- Benchley Location of Benchley in Texas Benchley Location within the United States
- Coordinates: 30°44′55″N 96°27′31″W﻿ / ﻿30.74861°N 96.45861°W
- Country: United States
- State: Texas
- County: Brazos
- Settled: 1829-1834
- Named after: Henry Benchley
- Elevation: 328 ft (100 m)

Population (2000)
- • Total: 100
- Postal code: 77807
- GNIS feature ID: 1351871

= Benchley, Texas =

Benchley is a small unincorporated community in Brazos and Robertson counties, Texas, United States, with a population of approximately 100. The community is named after the first freight conductor of the Houston and Texas Central Railway, Henry Benchley. It was settled between 1829 and 1834 by Irish immigrants, originally named Stagger's Point.

== History ==
Many of Benchley's residents left because of the runaway scrape, which occurred between September 1835 and April 1836.

Around the 1840s, a band of criminals posed as preachers, and while one gave a sermon, the others attempted to make off with several horses. Residents went after them, and some of the thieves were killed. The residents were then able to get back their horses.

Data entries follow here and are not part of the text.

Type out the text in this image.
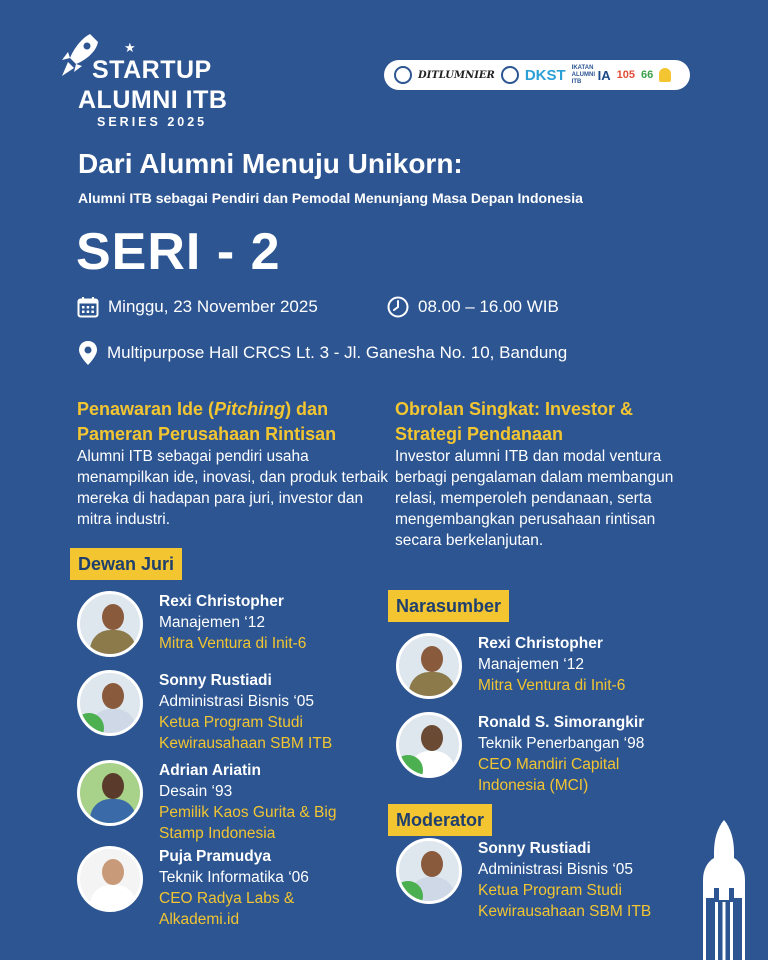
★
STARTUP
ALUMNI ITB
SERIES 2025
DITLUMNIER DKST IKATAN ALUMNI ITB	IA 105 66
Dari Alumni Menuju Unikorn:
Alumni ITB sebagai Pendiri dan Pemodal Menunjang Masa Depan Indonesia
SERI - 2
Minggu, 23 November 2025	08.00 – 16.00 WIB
Multipurpose Hall CRCS Lt. 3 - Jl. Ganesha No. 10, Bandung
Penawaran Ide (Pitching) dan Pameran Perusahaan Rintisan
Alumni ITB sebagai pendiri usaha menampilkan ide, inovasi, dan produk terbaik mereka di hadapan para juri, investor dan mitra industri.
Obrolan Singkat: Investor & Strategi Pendanaan
Investor alumni ITB dan modal ventura berbagi pengalaman dalam membangun relasi, memperoleh pendanaan, serta mengembangkan perusahaan rintisan secara berkelanjutan.
Dewan Juri
Narasumber
Moderator
Rexi Christopher
Manajemen ‘12
Mitra Ventura di Init-6
Sonny Rustiadi
Administrasi Bisnis ‘05
Ketua Program Studi Kewirausahaan SBM ITB
Adrian Ariatin
Desain ‘93
Pemilik Kaos Gurita & Big Stamp Indonesia
Puja Pramudya
Teknik Informatika ‘06
CEO Radya Labs & Alkademi.id
Rexi Christopher
Manajemen ‘12
Mitra Ventura di Init-6
Ronald S. Simorangkir
Teknik Penerbangan ‘98
CEO Mandiri Capital Indonesia (MCI)
Sonny Rustiadi
Administrasi Bisnis ‘05
Ketua Program Studi Kewirausahaan SBM ITB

Throughout its history, the community has never had more than just a few businesses or public locations.

== Government services ==
Benchley lies within the boundaries of the Bryan ISD, and Brazos County Pct. 4 Fire Department in Brazos County, and Blackjack Volunteer Fire Department in Robertson County. Benchley is served by the Bryan post office with the Bryan, TX zip code 77807.